I will confess that this morning's lead editorial in the Intelligencer surprised me. "Restoring Trust Of Police Officers" deals with the problems in the Cleveland police department and the mistrust it has created among its citizenry. The editorial uses the recent shooting of a 12-year-old and the killing of two unarmed suspects in 2012 as examples to conclude:
Mistrust such as that in Cleveland is not uncommon throughout the United States, as Americans have come to realize during the past year. Many police departments need to change their cultures - and to get rid of officers or deputies unwilling to alter their own behavior.

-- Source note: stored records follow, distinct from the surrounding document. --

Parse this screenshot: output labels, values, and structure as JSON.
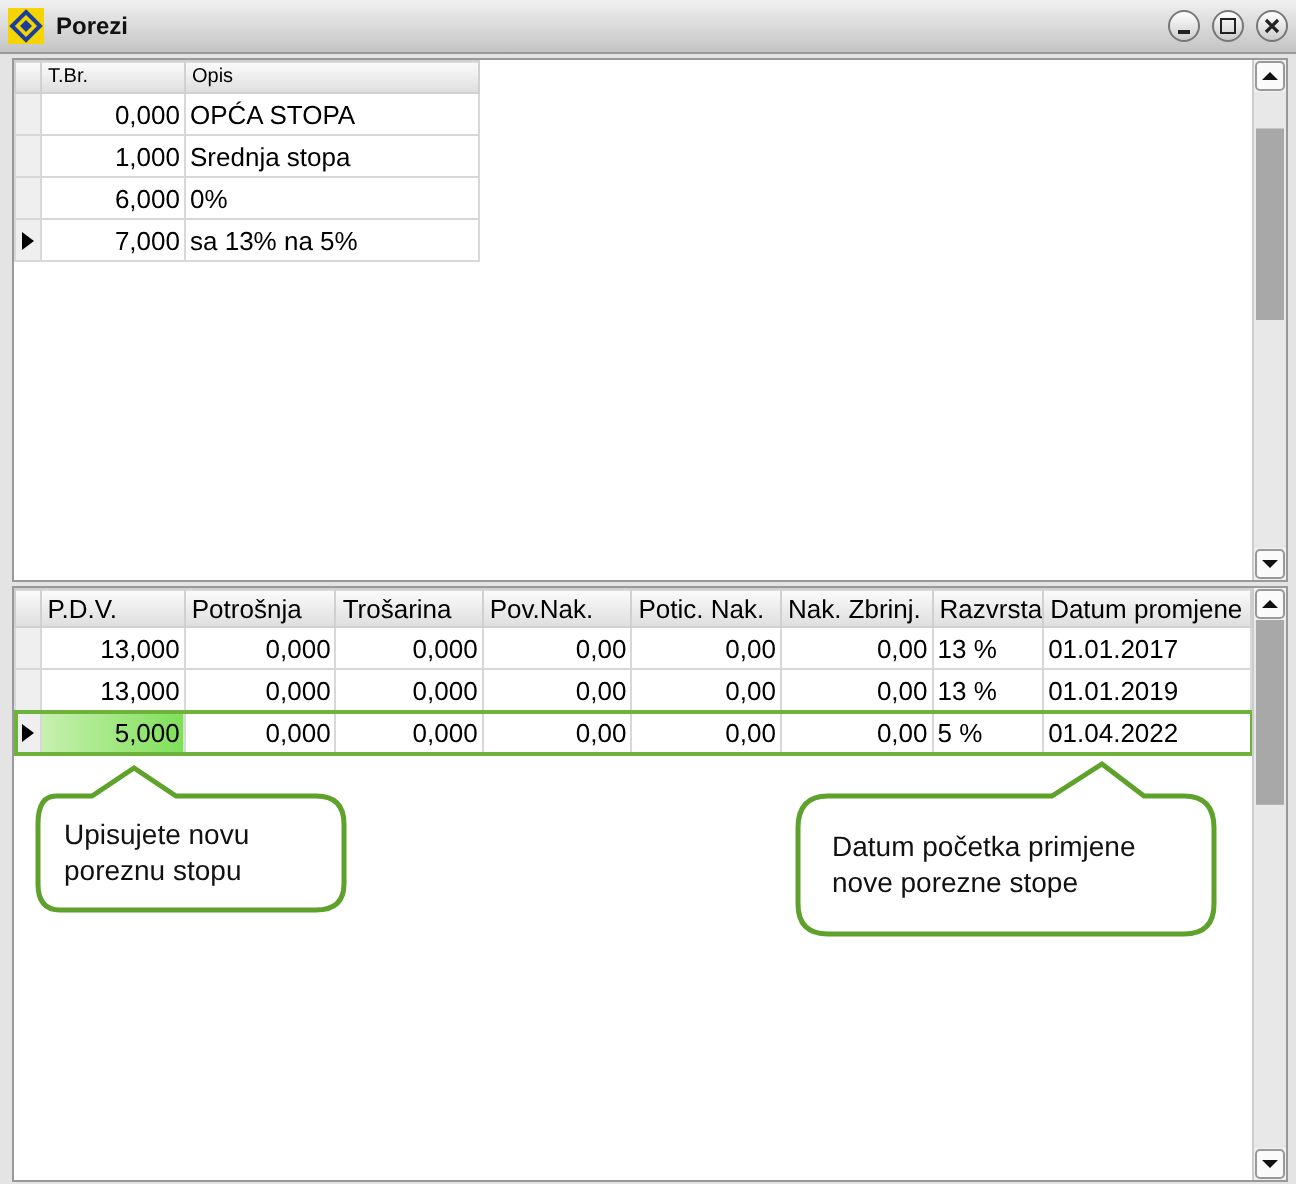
{
  "window": {
    "title": "Porezi"
  },
  "top_grid": {
    "columns": [
      "T.Br.",
      "Opis"
    ],
    "rows": [
      {
        "cells": [
          "0,000",
          "OPĆA STOPA"
        ],
        "selected": false
      },
      {
        "cells": [
          "1,000",
          "Srednja stopa"
        ],
        "selected": false
      },
      {
        "cells": [
          "6,000",
          "0%"
        ],
        "selected": false
      },
      {
        "cells": [
          "7,000",
          "sa 13% na 5%"
        ],
        "selected": true
      }
    ]
  },
  "bottom_grid": {
    "columns": [
      "P.D.V.",
      "Potrošnja",
      "Trošarina",
      "Pov.Nak.",
      "Potic. Nak.",
      "Nak. Zbrinj.",
      "Razvrsta",
      "Datum promjene"
    ],
    "rows": [
      {
        "cells": [
          "13,000",
          "0,000",
          "0,000",
          "0,00",
          "0,00",
          "0,00",
          "13 %",
          "01.01.2017"
        ],
        "selected": false
      },
      {
        "cells": [
          "13,000",
          "0,000",
          "0,000",
          "0,00",
          "0,00",
          "0,00",
          "13 %",
          "01.01.2019"
        ],
        "selected": false
      },
      {
        "cells": [
          "5,000",
          "0,000",
          "0,000",
          "0,00",
          "0,00",
          "0,00",
          "5 %",
          "01.04.2022"
        ],
        "selected": true
      }
    ]
  },
  "callouts": [
    "Upisujete novu poreznu stopu",
    "Datum početka primjene nove porezne stope"
  ]
}
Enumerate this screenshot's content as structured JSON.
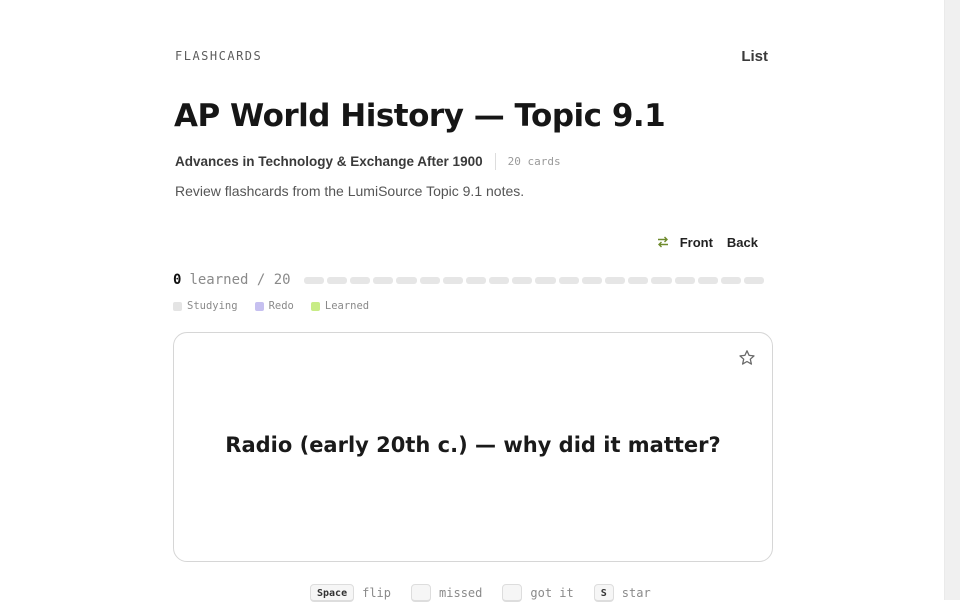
{
  "header": {
    "section_label": "FLASHCARDS",
    "list_link": "List"
  },
  "deck": {
    "title": "AP World History — Topic 9.1",
    "subtitle": "Advances in Technology & Exchange After 1900",
    "card_count": "20 cards",
    "description": "Review flashcards from the LumiSource Topic 9.1 notes."
  },
  "face_toggle": {
    "front": "Front",
    "back": "Back",
    "icon": "swap-icon"
  },
  "progress": {
    "learned": 0,
    "total_label": "learned / 20",
    "total": 20
  },
  "legend": [
    {
      "label": "Studying",
      "color": "#e4e4e4"
    },
    {
      "label": "Redo",
      "color": "#c6c0f0"
    },
    {
      "label": "Learned",
      "color": "#c8ec86"
    }
  ],
  "card": {
    "prompt": "Radio (early 20th c.) — why did it matter?",
    "star_icon": "star-icon"
  },
  "shortcuts": [
    {
      "key": "Space",
      "label": "flip"
    },
    {
      "key": "",
      "label": "missed"
    },
    {
      "key": "",
      "label": "got it"
    },
    {
      "key": "S",
      "label": "star"
    }
  ],
  "colors": {
    "accent": "#6e8a2c",
    "border": "#d6d6d6",
    "segment": "#e6e6e6"
  }
}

A good point in a reasonable editorial.
And then I looked at the rest of the editorial page. There at the bottom of the page was an unattributed column (a quick google revealed Pat Buchanan as the author) on media coverage of what the lead editorial was talking about. "Black Vs. Blue: Media Truth is Not the Statistical Truth" argues that the media, and specifically the New York Times, should not be writing about police violence against the black community when black-on-black violence is also occurring. (The obvious answer is that one is not mutually exclusive of the other and the media has written about both.) The column gets interesting not because of Buchanan's narrowly-defined argument but because of what the Intelligencer chose to cut from his column (the part cut from the original article is in bold):
This is reality. Indeed, if the ugliest expressions of racism are interracial assaults, rapes and murders, the heaviest concentrations of racism in America are in the black communities themselves.
But the preferred story of the Times and mainstream media, of most cable channels and social media, is white cops victimizing black folks.
Thus we have all heard about Trayvon Martin, Michael Brown, Eric Garner, Tamir Rice, and Freddie Gray, but few know even the number of black folks gunned down annually in their own black communities.
The press is not interested in ferreting out those statistics.
Why? Such stats would muddy the message the media seek to send and reinforce: I.e., America must confront the crisis of rogue cops.
What is coming is not difficult to predict. . . .
As, invariably, white cops clash with black suspects, the media will seize upon and pump up every episode that fits and advances their scripted narrative. Angry and violent protests will occur. There will be judicial proceedings and trials, like that of the West Baltimore cops coming up.
America will divide and take sides. And the rival “war on cops” and “Black lives matter!” claims will be adjudicated in the election of 2016.
I find it interesting that the Intelligencer chose to edit out a significant portion of Pat Buchanan's column. Why? Because the Intelligencer has had enough of Buchanan's subtle and not-so-subtle racism? I don't think so. If you take a closer look, you'll find that the sentences cut from Buchanan's column are critical of articles and editorials like the one found at the top of the page that argue that America (using Buchanan's words) "must confront the crisis of rogue cops."
How sad. The Intelligencer's finally writes a decent editorial but then edits a Pat Buchanan column because they don't want anyone thinking that Buchanan might not approve of it.